Alternative formats to the traditional supermarket have continued to proliferate in the last 15 years.
Convenience stores, drug stores and even gas stations -- which once only dabbled in groceries -- have made a stronger commitment to take share-of-stomach away from the supermarket industry.
But no single format has been as devastating to the industry as Wal-Mart's chain of supercenters, which went from a single store in 1987 to the food industry's sales leader with more than 1,000 stores and close to $65 billion in volume at the end of 2001 -- and still growing.
The supercenter format evolved from a series of 200,000-square-foot-plus hypermarkets, or hypermarches, that were opened in the United States by three French companies in the mid-1980s: bigg's in Cincinnati, operated by Euromarche (in partnership with Supervalu); Carrefour in Philadelphia in 1987; and Auchan in Chicago and Houston in 1988.
But none had the success Wal-Mart achieved in the years following the 1987 opening of Hypermart USA in Garland, Texas -- a 220,000-square-foot joint venture with Cullum Cos., Dallas.
After a second joint venture opened, Cullum dropped out of the partnership and Wal-Mart expanded on its own -- gradually at first and then more rapidly, converting up to 100 or more discount stores a year to the supercenter format over the ensuing decade.
Sam Walton, ever the visionary, saw the potential for the supercenter concept at the opening of the company's first Wal-Mart Supercenter in Washington, Mo., in February 1988. "I have a different feeling about this store than I've ever had," he said. "It's a Wal-Mart but it's not a Wal-Mart -- but it may be our future."

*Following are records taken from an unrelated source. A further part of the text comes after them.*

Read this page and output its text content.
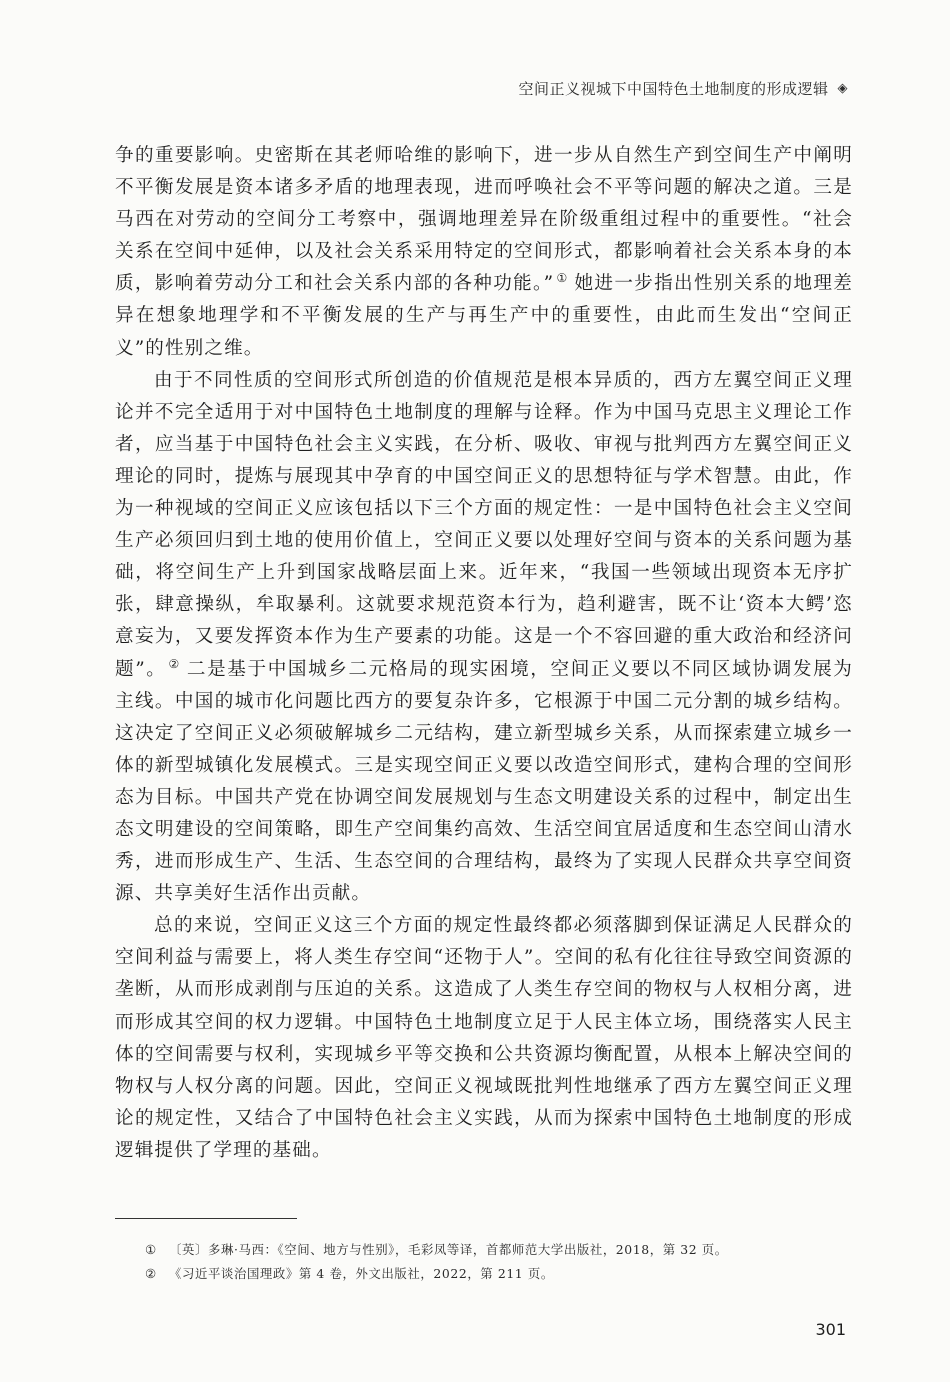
空间正义视城下中国特色土地制度的形成逻辑 ◈

争的重要影响。史密斯在其老师哈维的影响下，进一步从自然生产到空间生产中阐明不平衡发展是资本诸多矛盾的地理表现，进而呼唤社会不平等问题的解决之道。三是马西在对劳动的空间分工考察中，强调地理差异在阶级重组过程中的重要性。“社会关系在空间中延伸，以及社会关系采用特定的空间形式，都影响着社会关系本身的本质，影响着劳动分工和社会关系内部的各种功能。” ① 她进一步指出性别关系的地理差异在想象地理学和不平衡发展的生产与再生产中的重要性，由此而生发出“空间正义”的性别之维。

由于不同性质的空间形式所创造的价值规范是根本异质的，西方左翼空间正义理论并不完全适用于对中国特色土地制度的理解与诠释。作为中国马克思主义理论工作者，应当基于中国特色社会主义实践，在分析、吸收、审视与批判西方左翼空间正义理论的同时，提炼与展现其中孕育的中国空间正义的思想特征与学术智慧。由此，作为一种视域的空间正义应该包括以下三个方面的规定性：一是中国特色社会主义空间生产必须回归到土地的使用价值上，空间正义要以处理好空间与资本的关系问题为基础，将空间生产上升到国家战略层面上来。近年来，“我国一些领域出现资本无序扩张，肆意操纵，牟取暴利。这就要求规范资本行为，趋利避害，既不让‘资本大鳄’恣意妄为，又要发挥资本作为生产要素的功能。这是一个不容回避的重大政治和经济问题”。 ② 二是基于中国城乡二元格局的现实困境，空间正义要以不同区域协调发展为主线。中国的城市化问题比西方的要复杂许多，它根源于中国二元分割的城乡结构。这决定了空间正义必须破解城乡二元结构，建立新型城乡关系，从而探索建立城乡一体的新型城镇化发展模式。三是实现空间正义要以改造空间形式，建构合理的空间形态为目标。中国共产党在协调空间发展规划与生态文明建设关系的过程中，制定出生态文明建设的空间策略，即生产空间集约高效、生活空间宜居适度和生态空间山清水秀，进而形成生产、生活、生态空间的合理结构，最终为了实现人民群众共享空间资源、共享美好生活作出贡献。

总的来说，空间正义这三个方面的规定性最终都必须落脚到保证满足人民群众的空间利益与需要上，将人类生存空间“还物于人”。空间的私有化往往导致空间资源的垄断，从而形成剥削与压迫的关系。这造成了人类生存空间的物权与人权相分离，进而形成其空间的权力逻辑。中国特色土地制度立足于人民主体立场，围绕落实人民主体的空间需要与权利，实现城乡平等交换和公共资源均衡配置，从根本上解决空间的物权与人权分离的问题。因此，空间正义视域既批判性地继承了西方左翼空间正义理论的规定性，又结合了中国特色社会主义实践，从而为探索中国特色土地制度的形成逻辑提供了学理的基础。

① 〔英〕多琳·马西：《空间、地方与性别》，毛彩凤等译，首都师范大学出版社，2018，第 32 页。
② 《习近平谈治国理政》第 4 卷，外文出版社，2022，第 211 页。
301
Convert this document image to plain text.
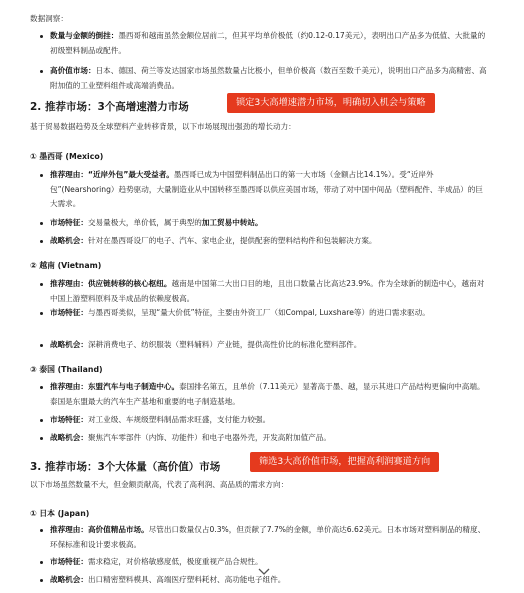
数据洞察：

数量与金额的倒挂：墨西哥和越南虽然金额位居前二，但其平均单价极低（约0.12-0.17美元），表明出口产品多为低值、大批量的初级塑料制品或配件。
高价值市场：日本、德国、荷兰等发达国家市场虽然数量占比极小，但单价极高（数百至数千美元），说明出口产品多为高精密、高附加值的工业塑料组件或高端消费品。
2. 推荐市场：3个高增速潜力市场	锁定3大高增速潜力市场，明确切入机会与策略

基于贸易数据趋势及全球塑料产业转移背景，以下市场展现出强劲的增长动力：

① 墨西哥 (Mexico)

推荐理由：“近岸外包”最大受益者。墨西哥已成为中国塑料制品出口的第一大市场（金额占比14.1%）。受“近岸外包”(Nearshoring）趋势驱动，大量制造业从中国转移至墨西哥以供应美国市场，带动了对中国中间品（塑料配件、半成品）的巨大需求。
市场特征：交易量极大，单价低，属于典型的加工贸易中转站。
战略机会：针对在墨西哥设厂的电子、汽车、家电企业，提供配套的塑料结构件和包装解决方案。

② 越南 (Vietnam)

推荐理由：供应链转移的核心枢纽。越南是中国第二大出口目的地，且出口数量占比高达23.9%。作为全球新的制造中心，越南对中国上游塑料原料及半成品的依赖度极高。
市场特征：与墨西哥类似，呈现“量大价低”特征，主要由外资工厂（如Compal, Luxshare等）的进口需求驱动。
战略机会：深耕消费电子、纺织服装（塑料辅料）产业链，提供高性价比的标准化塑料部件。

③ 泰国 (Thailand)

推荐理由：东盟汽车与电子制造中心。泰国排名第五，且单价（7.11美元）显著高于墨、越，显示其进口产品结构更偏向中高端。泰国是东盟最大的汽车生产基地和重要的电子制造基地。
市场特征：对工业级、车规级塑料制品需求旺盛，支付能力较强。
战略机会：聚焦汽车零部件（内饰、功能件）和电子电器外壳，开发高附加值产品。
3. 推荐市场：3个大体量（高价值）市场	筛选3大高价值市场，把握高利润赛道方向

以下市场虽然数量不大，但金额贡献高，代表了高利润、高品质的需求方向：

① 日本 (Japan)

推荐理由：高价值精品市场。尽管出口数量仅占0.3%，但贡献了7.7%的金额，单价高达6.62美元。日本市场对塑料制品的精度、环保标准和设计要求极高。
市场特征：需求稳定，对价格敏感度低，极度重视产品合规性。
战略机会：出口精密塑料模具、高端医疗塑料耗材、高功能电子组件。
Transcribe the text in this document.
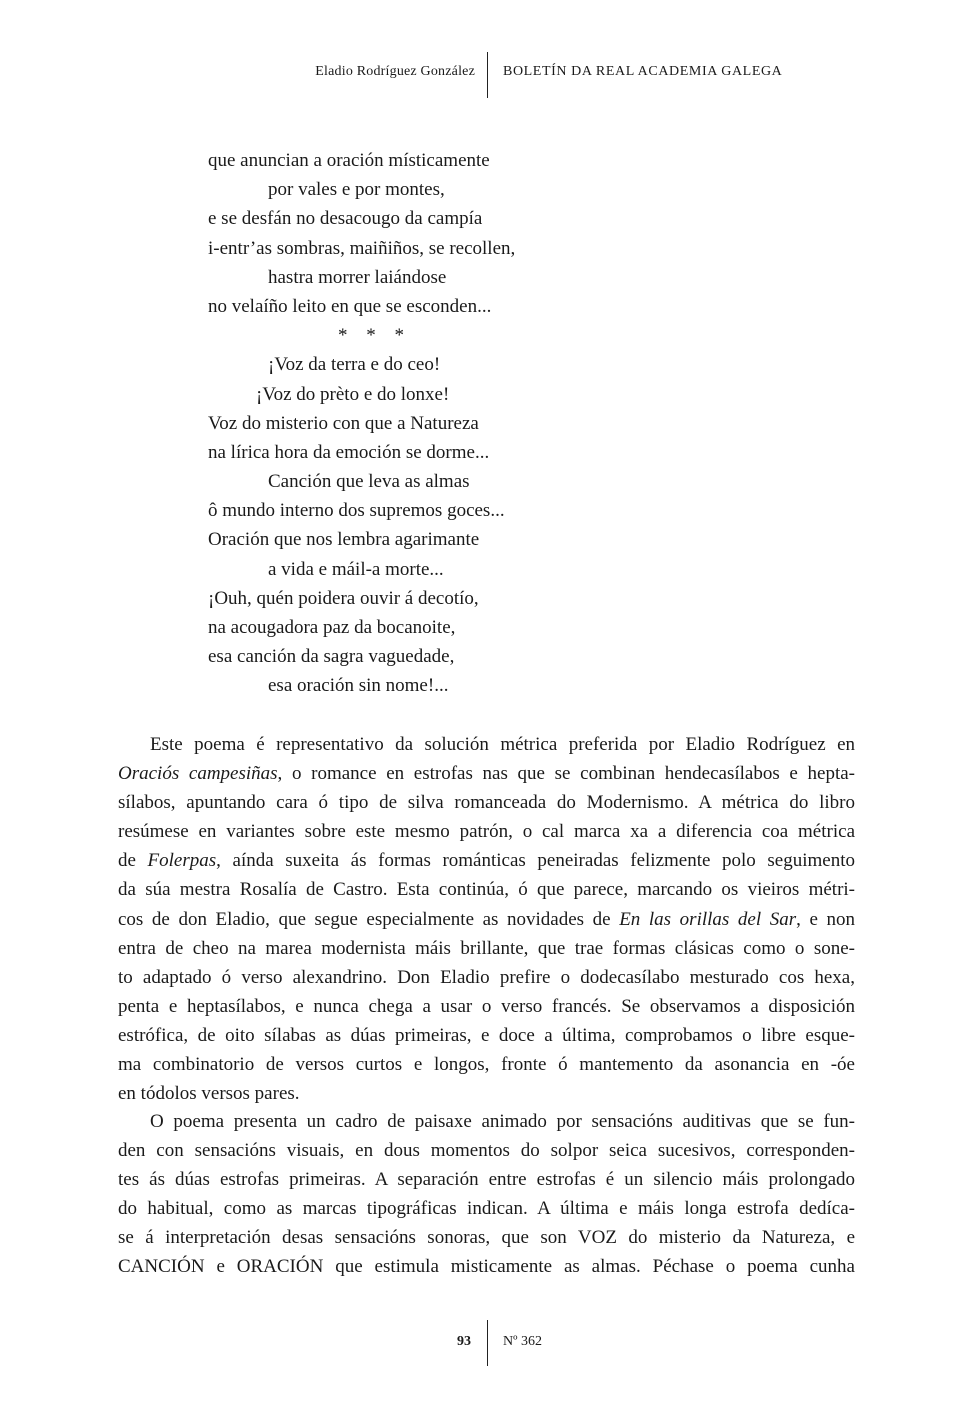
Eladio Rodríguez González BOLETÍN DA REAL ACADEMIA GALEGA
que anuncian a oración místicamente
por vales e por montes,
e se desfán no desacougo da campía
i-entr’as sombras, maiñiños, se recollen,
hastra morrer laiándose
no velaíño leito en que se esconden...
* * *
¡Voz da terra e do ceo!
¡Voz do prèto e do lonxe!
Voz do misterio con que a Natureza
na lírica hora da emoción se dorme...
Canción que leva as almas
ô mundo interno dos supremos goces...
Oración que nos lembra agarimante
a vida e máil-a morte...
¡Ouh, quén poidera ouvir á decotío,
na acougadora paz da bocanoite,
esa canción da sagra vaguedade,
esa oración sin nome!...
Este poema é representativo da solución métrica preferida por Eladio Rodríguez en
Oraciós campesiñas, o romance en estrofas nas que se combinan hendecasílabos e hepta-
sílabos, apuntando cara ó tipo de silva romanceada do Modernismo. A métrica do libro
resúmese en variantes sobre este mesmo patrón, o cal marca xa a diferencia coa métrica
de Folerpas, aínda suxeita ás formas románticas peneiradas felizmente polo seguimento
da súa mestra Rosalía de Castro. Esta continúa, ó que parece, marcando os vieiros métri-
cos de don Eladio, que segue especialmente as novidades de En las orillas del Sar, e non
entra de cheo na marea modernista máis brillante, que trae formas clásicas como o sone-
to adaptado ó verso alexandrino. Don Eladio prefire o dodecasílabo mesturado cos hexa,
penta e heptasílabos, e nunca chega a usar o verso francés. Se observamos a disposición
estrófica, de oito sílabas as dúas primeiras, e doce a última, comprobamos o libre esque-
ma combinatorio de versos curtos e longos, fronte ó mantemento da asonancia en -óe
en tódolos versos pares.
O poema presenta un cadro de paisaxe animado por sensacións auditivas que se fun-
den con sensacións visuais, en dous momentos do solpor seica sucesivos, corresponden-
tes ás dúas estrofas primeiras. A separación entre estrofas é un silencio máis prolongado
do habitual, como as marcas tipográficas indican. A última e máis longa estrofa dedíca-
se á interpretación desas sensacións sonoras, que son VOZ do misterio da Natureza, e
CANCIÓN e ORACIÓN que estimula misticamente as almas. Péchase o poema cunha
93 Nº 362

By 2000 -- only 12 years after moving into the format -- Wal-Mart became the dominant food retailer in the nation with grocery sales estimated at $57.2 billion, and in late 2001 the company said supercenter sales had surpassed those of discount stores for the first time ever, with food volume growing at more than double the rate of overall sales.
While Wal-Mart supercenters were proliferating, two other discounters were moving into the field: Kmart Corp. and Target Stores.
Kmart moved into the supercenter arena in 1988 when it opened American Fare in Atlanta in a joint venture with Bruno's, Birmingham, Ala., followed by Super Kmart Centers in Kankakee, Ill., and Clinton, Iowa. "We think there's great potential in many markets for this format," Joseph E. Antonini, chairman and chief executive officer, said in SN in 1992. "Our goal is to build a perception in the customers' mind that a supercenter is an interesting, fun and honest place to invest both their money and their valuable time."
To help it master the grocery business, Kmart moved all its food volume to Fleming Cos. in 2001, at the same time it expressed its intention to convert up to 1,000 existing discount stores to the supercenter format over the succeeding 10 years. However, Kmart filed for Chapter 11 bankruptcy protection earlier this year, throwing the future of the entire company into question.